Used Tools & Technologies

Not specified

Required Skills & Competences

Python @ 3 CI/CD @ 3 Distributed Systems @ 3 Hiring @ 3 Debugging @ 3 API @ 3 ChatGPT @ 3 GPU @ 3 Codex @ 3 Observability @ 6

Details

We’re hiring a Developer Productivity engineer to support OpenAI’s Inference Runtime teams. These teams own systems responsible for serving models reliably, efficiently, and safely across Codex, ChatGPT, API, and internal research workloads. This role sits at the intersection of developer experience, CI/CD infrastructure, release engineering, production readiness, and inference systems reliability.
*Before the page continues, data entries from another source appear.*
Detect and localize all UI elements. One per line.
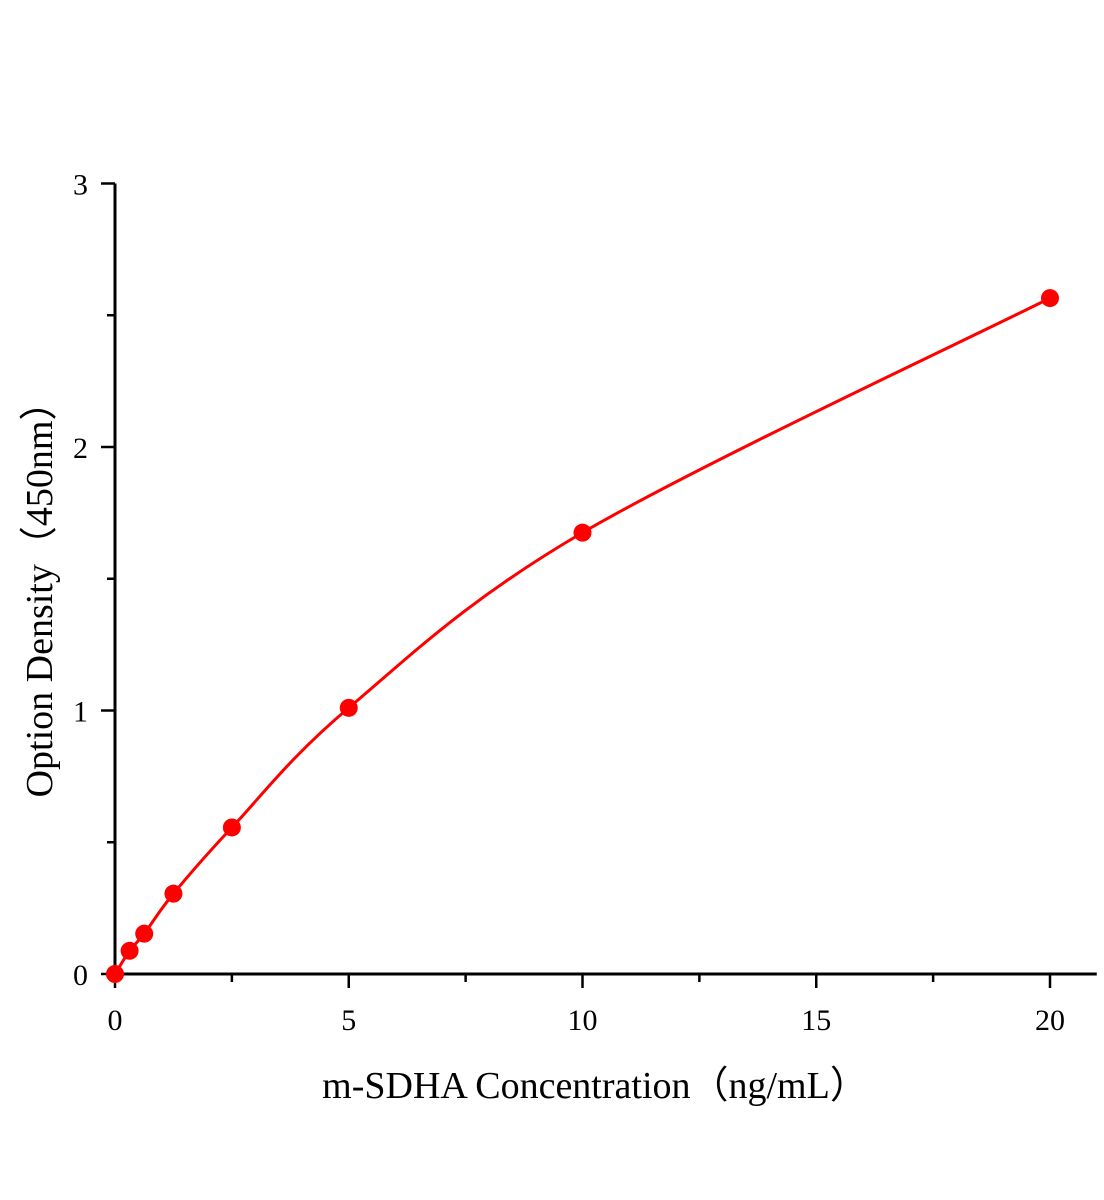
data-point <box>573 523 592 542</box>
fit-curve <box>113 296 1051 975</box>
data-point <box>135 924 154 943</box>
data-point <box>1041 289 1059 308</box>
y-tick-label: 3 <box>73 169 88 202</box>
fit-curve-path <box>113 296 1051 975</box>
data-point <box>106 965 124 983</box>
axes <box>113 183 1097 976</box>
x-axis-title: m-SDHA Concentration（ng/mL） <box>322 1065 868 1107</box>
y-tick-label: 1 <box>73 696 88 729</box>
x-tick-label: 10 <box>568 1004 598 1037</box>
x-tick-label: 15 <box>801 1004 831 1037</box>
x-tick-label: 0 <box>108 1004 123 1037</box>
x-tick-label: 20 <box>1035 1004 1065 1037</box>
ticks: 0 5 10 15 20 0 1 2 3 <box>73 169 1065 1038</box>
data-point <box>339 698 358 717</box>
data-point <box>120 941 139 960</box>
data-point <box>222 818 241 837</box>
y-tick-label: 0 <box>73 959 88 992</box>
data-points <box>106 289 1059 983</box>
y-axis-title: Option Density（450nm） <box>19 383 61 798</box>
x-tick-label: 5 <box>341 1004 356 1037</box>
y-tick-label: 2 <box>73 432 88 465</box>
data-point <box>164 884 183 903</box>
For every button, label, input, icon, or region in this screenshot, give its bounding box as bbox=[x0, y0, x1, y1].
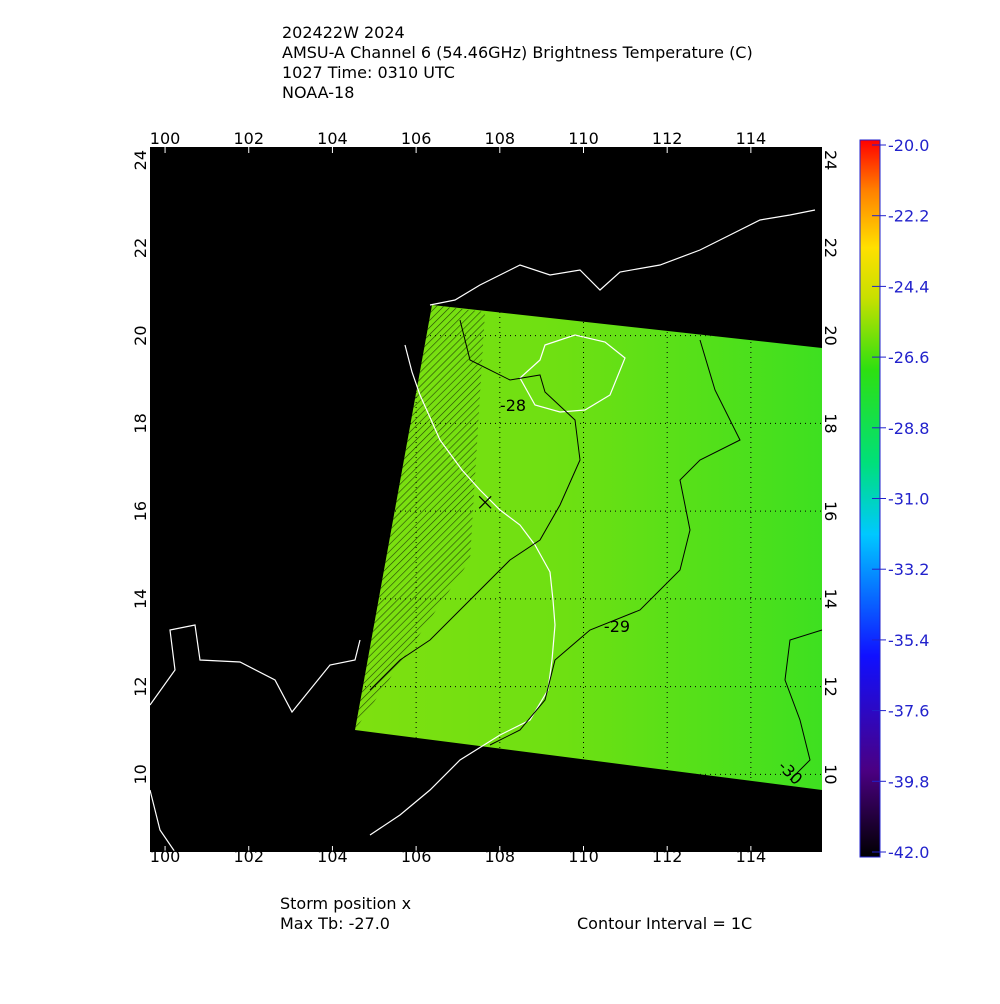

You will work on tooling and operational foundations that support model launches, inference optimizations, cloud provider integrations, and large-scale deployments across a rapidly evolving inference stack.

Responsibilities

  • Improve systems that ensure inference engine releases are correct, performant, and regression-free by evolving tooling and infrastructure for deploy gate validation.
  • Bring rigor to release, validation, branching, and deployment processes across the inference stack.
  • Improve canary, async, and large-scale validation workflows for inference systems.
  • Harden CI, testing, and validation infrastructure so failures are actionable and trustworthy.
  • Reduce noisy or flaky failures caused by infrastructure instability, GPU scheduling, or test environment issues.
  • Build automation for failure triage, ownership detection, debugging, and escalation.
  • Partner closely with inference teams, research developer productivity, engine acceleration, and infrastructure teams to improve release quality and rollout safety.
  • Reduce developer friction in testing, debugging, and release workflows to enable engineers to move faster with confidence.

Requirements

  • Strong experience with CI/CD systems, testing infrastructure, release tooling, developer productivity, or large-scale build and validation systems.
  • Comfortable working in Python-heavy environments and debugging complex distributed systems; C++ experience is helpful but not required.
  • Experience or strong interest in improving observability, rollout safety, release automation, and developer self-service tooling.
  • Ability to harden systems that catch issues before they reach production, reduce noise from flaky or infra-related test failures, and automate triage and escalation workflows.
  • High ownership, strong developer empathy, and comfort operating in ambiguous, cross-functional areas without a fully predefined roadmap.
  • Excited to learn about large-scale inference systems; prior inference experience is not required.

Benefits

  • Base pay range listed separately; total compensation may include equity and performance-related bonuses.
  • Medical, dental, and vision insurance with employer contributions to Health Savings Accounts.
  • Pre-tax accounts (Health FSA, Dependent Care FSA, commuter expenses).
  • 401(k) retirement plan with employer match.
  • Paid parental leave and paid medical/caregiver leave; flexible PTO and paid company holidays.
  • Mental health and wellness support; employer-paid basic life and disability coverage.
  • Annual learning and development stipend; daily meals in offices and meal delivery credits as eligible.
  • Relocation support for eligible employees.
  • Additional fringe benefits (charitable donation matching, wellness stipends) as applicable.